Najlepszy.

Zawsze mi się wydawało, że robię zakwas buraczany doskonały, bo do buraków dodaję czosnek, ziele angielskie, liść laurowy.I solę wodę. 

I tu z błędu wyprowadziła mnie Ania, której mama ma fantastyczny przepis na zakwas buraczany. Zakwas buraczany na surowo jest fantastyczny, gotowany barszczyk solo na nim jest jeszcze lepszy a zupka z tego co zostało z kiszenia… no cóż, nie jadłam lepszej.

Potrzebujemy: 

  • 1 kg buraków
  • 1 marchewkę
  • 1 pietruszkę 
  • 1 seler
  • 1 cebulę
  • 3 niewielkie laski chrzanu
  • 3 łyżki kminku
  • 3 łyżki cukru
  • 1,5 łyżki soli

Warzywa kroimy w plastry i wkładamy do dużego słoja lub kamiennego garnka warstwami.
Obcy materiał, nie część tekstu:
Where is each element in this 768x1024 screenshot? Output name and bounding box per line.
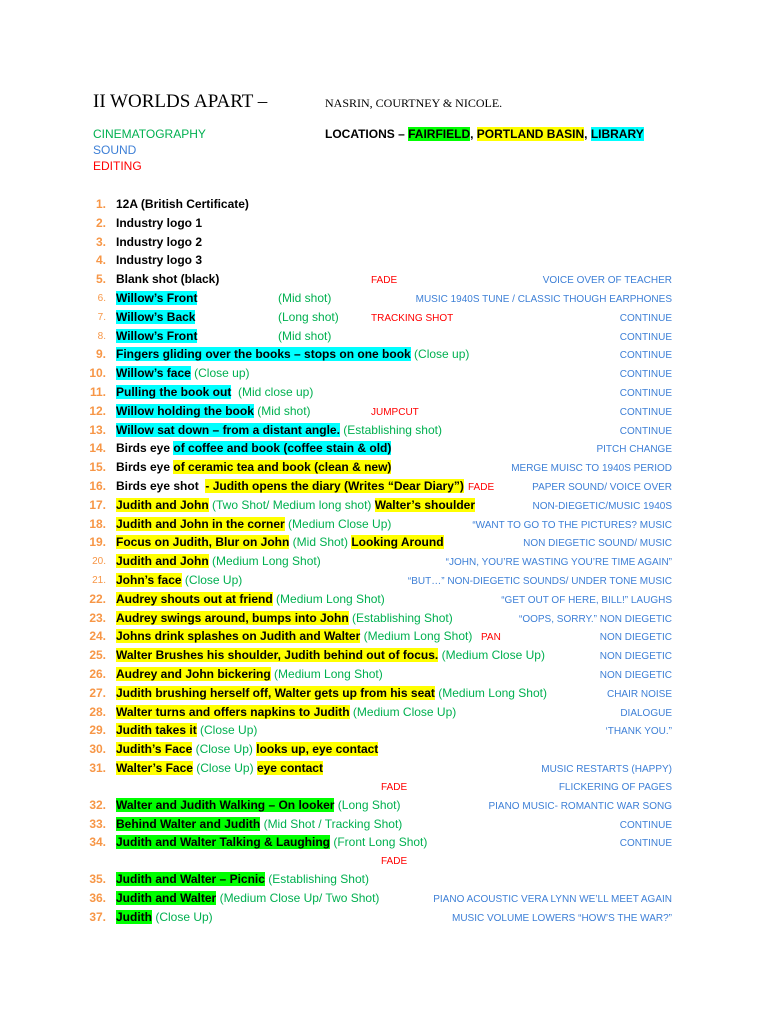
document-authors: NASRIN, COURTNEY & NICOLE. (325, 96, 503, 110)
shot-type: (Long shot) (278, 309, 339, 324)
shot-number: 15. (89, 460, 106, 475)
shot-type: (Establishing Shot) (348, 610, 453, 625)
shot-row (0, 611, 768, 630)
shot-type: (Close Up) (192, 742, 257, 757)
location-separator: , (584, 127, 591, 141)
shot-number: 3. (95, 234, 106, 249)
shot-action: eye contact (256, 761, 323, 775)
shot-number: 14. (89, 441, 106, 456)
shot-action: Audrey shouts out at friend (116, 591, 273, 606)
shot-type: (Medium Close Up) (349, 704, 457, 719)
shot-action: Walter’s shoulder (374, 497, 475, 512)
shot-description (116, 817, 402, 832)
shot-type: (Close up) (190, 366, 250, 381)
shot-type: (Mid Shot / Tracking Shot) (260, 816, 403, 831)
shot-number: 28. (89, 704, 106, 719)
sound-note: CONTINUE (619, 331, 672, 343)
shot-number: 23. (89, 610, 106, 625)
sound-note: ‘THANK YOU.” (605, 726, 672, 738)
sound-note: MERGE MUISC TO 1940S PERIOD (511, 463, 672, 475)
shot-row (0, 872, 768, 891)
sound-note: MUSIC RESTARTS (HAPPY) (541, 764, 672, 775)
sound-note: MUSIC 1940S TUNE / CLASSIC THOUGH EARPHONES (415, 294, 672, 305)
shot-row (0, 366, 768, 385)
sound-note: NON-DIEGETIC/MUSIC 1940S (532, 500, 672, 512)
shot-type: (Close up) (410, 347, 470, 362)
shot-row (0, 686, 768, 705)
sound-note: CONTINUE (619, 819, 672, 831)
shot-type: (Close Up) (181, 573, 243, 587)
shot-number: 10. (89, 366, 106, 381)
shot-description (116, 554, 321, 569)
shot-row (0, 817, 768, 836)
shot-action: Blank shot (black) (116, 272, 220, 287)
location-portland-basin: PORTLAND BASIN (476, 127, 585, 141)
shot-action: Audrey swings around, bumps into John (116, 610, 349, 625)
shot-type: (Establishing shot) (339, 422, 442, 437)
shot-type: (Medium Close Up) (438, 648, 545, 663)
shot-type: (Medium Long Shot) (360, 629, 473, 644)
shot-number: 5. (95, 272, 106, 287)
shot-action: Looking Around (351, 535, 444, 550)
shot-row (0, 667, 768, 686)
shot-description (116, 705, 456, 720)
shot-description (116, 742, 378, 757)
shot-row (0, 798, 768, 817)
shot-row (0, 910, 768, 929)
shot-action: Walter’s Face (116, 761, 193, 775)
shot-number: 36. (89, 891, 106, 905)
locations-label: LOCATIONS – (325, 127, 409, 141)
shot-action: of coffee and book (coffee stain & old) (173, 441, 392, 456)
shot-action: - Judith opens the diary (Writes “Dear Diary”) (205, 479, 464, 493)
shot-type: (Medium Long Shot) (272, 591, 385, 606)
sound-note: PIANO ACOUSTIC VERA LYNN WE’LL MEET AGAIN (433, 894, 672, 905)
shot-number: 30. (89, 742, 106, 757)
sound-note: “OOPS, SORRY.” NON DIEGETIC (519, 613, 672, 625)
shot-action: of ceramic tea and book (clean & new) (173, 460, 392, 475)
shot-row (0, 742, 768, 761)
transition-row (0, 856, 768, 872)
sound-note: CONTINUE (619, 838, 672, 850)
shot-description (116, 328, 332, 344)
shot-action: Judith brushing herself off, Walter gets up from his seat (116, 685, 435, 700)
shot-action: Johns drink splashes on Judith and Walter (116, 629, 361, 644)
shot-number: 27. (89, 685, 106, 700)
location-fairfield: FAIRFIELD (408, 127, 471, 141)
shot-description (116, 309, 339, 325)
shot-row (0, 329, 768, 348)
shot-description (116, 517, 391, 532)
shot-description (116, 891, 379, 906)
sound-note: CONTINUE (619, 388, 672, 399)
shot-description (116, 479, 464, 494)
sound-note: CONTINUE (619, 406, 672, 418)
shot-type: (Close Up) (196, 723, 258, 738)
shot-row (0, 554, 768, 573)
shot-description (116, 611, 453, 626)
sound-note: PAPER SOUND/ VOICE OVER (532, 482, 672, 493)
locations-line (325, 127, 644, 141)
shot-type: (Medium Long Shot) (208, 554, 321, 569)
shot-action: Judith and Walter Talking & Laughing (116, 835, 330, 850)
shot-description (116, 872, 369, 887)
shot-description (116, 272, 219, 287)
shot-description (116, 761, 323, 776)
shot-action: Judith and John in the corner (116, 516, 285, 531)
sound-note: DIALOGUE (620, 707, 672, 719)
editing-note: TRACKING SHOT (371, 312, 454, 324)
shot-action: Willow’s Front (116, 291, 198, 305)
shot-type: (Medium Long Shot) (270, 667, 383, 681)
shot-type: (Medium Close Up) (284, 516, 392, 531)
shot-number: 1. (95, 197, 106, 211)
sound-note: NON DIEGETIC SOUND/ MUSIC (523, 538, 672, 550)
shot-row (0, 310, 768, 329)
shot-type: (Medium Close Up/ Two Shot) (216, 891, 380, 905)
shot-action: Judith and Walter (116, 891, 217, 905)
sound-note: FLICKERING OF PAGES (558, 781, 672, 793)
shot-description (116, 197, 249, 212)
shot-row (0, 385, 768, 404)
shot-description (116, 573, 242, 588)
shot-row (0, 517, 768, 536)
shot-action: 12A (British Certificate) (116, 197, 249, 211)
transition-row (0, 782, 768, 798)
shot-action: looks up, eye contact (256, 742, 379, 757)
shot-description (116, 835, 427, 850)
legend-cinematography: CINEMATOGRAPHY (93, 127, 206, 141)
shot-number: 8. (97, 330, 106, 342)
shot-row (0, 891, 768, 910)
sound-note: PIANO MUSIC- ROMANTIC WAR SONG (488, 800, 672, 812)
editing-note: FADE (371, 275, 398, 287)
shot-action: Judith and John (116, 497, 209, 512)
shot-description (116, 535, 444, 550)
sound-note: “JOHN, YOU’RE WASTING YOU’RE TIME AGAIN” (445, 557, 672, 569)
shot-description (116, 910, 213, 925)
shot-row (0, 479, 768, 498)
shot-action: Willow’s Back (116, 309, 196, 324)
editing-note: FADE (381, 856, 408, 868)
shot-action: Birds eye shot (116, 479, 206, 493)
shot-action: Behind Walter and Judith (116, 816, 261, 831)
shot-row (0, 253, 768, 272)
shot-type: (Close Up) (192, 761, 257, 775)
shot-description (116, 441, 391, 456)
shot-number: 31. (89, 761, 106, 775)
legend-sound: SOUND (93, 143, 137, 157)
shot-number: 25. (89, 648, 106, 663)
shot-number: 12. (89, 403, 106, 418)
shot-number: 6. (97, 293, 106, 304)
shot-action: Pulling the book out (116, 385, 232, 399)
shot-description (116, 686, 547, 701)
sound-note: CONTINUE (619, 312, 672, 324)
shot-type: (Medium Long Shot) (434, 685, 547, 700)
shot-number: 34. (89, 835, 106, 850)
shot-number: 9. (95, 347, 106, 362)
document-title: II WORLDS APART – (93, 91, 268, 112)
shot-action: Industry logo 1 (116, 215, 203, 230)
shot-number: 19. (89, 535, 106, 550)
shot-row (0, 535, 768, 554)
shot-number: 2. (95, 215, 106, 230)
shot-description (116, 347, 469, 362)
shot-number: 20. (92, 556, 106, 568)
shot-action: Birds eye (116, 441, 174, 456)
shot-number: 21. (92, 575, 106, 586)
shot-description (116, 498, 475, 513)
shot-action: Walter and Judith Walking – On looker (116, 797, 335, 812)
sound-note: CONTINUE (619, 369, 672, 381)
shot-type: (Mid Shot) (289, 535, 352, 550)
shot-number: 17. (89, 497, 106, 512)
editing-note: PAN (481, 632, 501, 644)
shot-action: John’s face (116, 573, 182, 587)
shot-number: 35. (89, 872, 106, 887)
sound-note: MUSIC VOLUME LOWERS “HOW’S THE WAR?” (451, 912, 672, 924)
shot-type: (Establishing Shot) (264, 872, 369, 887)
shot-description (116, 291, 332, 306)
shot-row (0, 272, 768, 291)
shot-row (0, 592, 768, 611)
legend-editing: EDITING (93, 159, 142, 173)
shot-row (0, 761, 768, 780)
shot-description (116, 423, 442, 438)
shot-description (116, 385, 313, 400)
shot-action: Focus on Judith, Blur on John (116, 535, 290, 550)
shot-number: 16. (89, 479, 106, 493)
shot-type: (Mid shot) (278, 291, 332, 305)
shot-action: Birds eye (116, 460, 174, 475)
shot-action: Judith and Walter – Picnic (116, 872, 265, 887)
sound-note: VOICE OVER OF TEACHER (542, 275, 672, 287)
sound-note: “WANT TO GO TO THE PICTURES? MUSIC (472, 519, 672, 531)
shot-action: Audrey and John bickering (116, 667, 271, 681)
shot-action: Walter turns and offers napkins to Judith (116, 704, 350, 719)
shot-type: (Mid shot) (253, 403, 311, 418)
shot-number: 32. (89, 797, 106, 812)
shot-type: (Close Up) (152, 909, 213, 924)
sound-note: CONTINUE (619, 425, 672, 437)
shot-row (0, 216, 768, 235)
shot-action: Willow sat down – from a distant angle. (116, 422, 340, 437)
shot-number: 13. (89, 422, 106, 437)
sound-note: “GET OUT OF HERE, BILL!” LAUGHS (501, 594, 672, 606)
editing-note: FADE (468, 482, 495, 493)
shot-type: (Mid close up) (231, 385, 314, 399)
shot-action: Industry logo 3 (116, 253, 203, 268)
shot-number: 24. (89, 629, 106, 644)
shot-action: Walter Brushes his shoulder, Judith behind out of focus. (116, 648, 439, 663)
shot-description (116, 798, 401, 813)
shot-number: 37. (89, 909, 106, 924)
shot-action: Fingers gliding over the books – stops on one book (116, 347, 411, 362)
shot-action: Willow’s Front (116, 328, 198, 343)
sound-note: NON DIEGETIC (599, 651, 672, 663)
shot-row (0, 629, 768, 648)
location-separator: , (470, 127, 477, 141)
shot-row (0, 648, 768, 667)
shot-row (0, 835, 768, 854)
shot-number: 18. (89, 516, 106, 531)
sound-note: “BUT…” NON-DIEGETIC SOUNDS/ UNDER TONE MUSIC (407, 576, 672, 587)
shot-action: Willow holding the book (116, 403, 254, 418)
shot-description (116, 592, 385, 607)
sound-note: CHAIR NOISE (606, 688, 672, 700)
shot-row (0, 705, 768, 724)
sound-note: PITCH CHANGE (596, 444, 672, 456)
shot-description (116, 460, 391, 475)
shot-action: Industry logo 2 (116, 234, 203, 249)
shot-row (0, 423, 768, 442)
shot-description (116, 253, 202, 268)
location-library: LIBRARY (590, 127, 644, 141)
shot-description (116, 404, 311, 419)
shot-number: 33. (89, 816, 106, 831)
editing-note: JUMPCUT (371, 406, 419, 418)
shot-row (0, 573, 768, 592)
sound-note: NON DIEGETIC (599, 632, 672, 644)
shot-number: 7. (97, 311, 106, 323)
shot-description (116, 235, 202, 250)
shot-action: Willow’s face (116, 366, 191, 381)
shot-number: 22. (89, 591, 106, 606)
shot-type: (Front Long Shot) (330, 835, 428, 850)
shot-number: 29. (89, 723, 106, 738)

Zalewamy przegotowaną, ostudzoną wodą. Ja robiłam w kamiennym garnku, przykryłam talerzykiem i obciążyłam garnuszkiem z wodą – jak przy kiszeniu ogórków. 

Za pierwszym razem dodałam mniej kminku, bo u nas w domu kminek nie jest popularny. Obawiałam się, że da intensywny smak, ale nie – jest OK. Za drugim razem dałam pełne 3 łyżki. 

I od siebie dodałam 3 ząbki czosnku, bo lubię. 

Zakwas wychodzi bardzo łagodny w smaku, ale jednocześnie jest bardzo skoncentrowany. Pozostałe po kiszeniu warzywa można po pokrojeniu wykorzystać na barszcz zabielany, ukraiński, jaki kto chce. 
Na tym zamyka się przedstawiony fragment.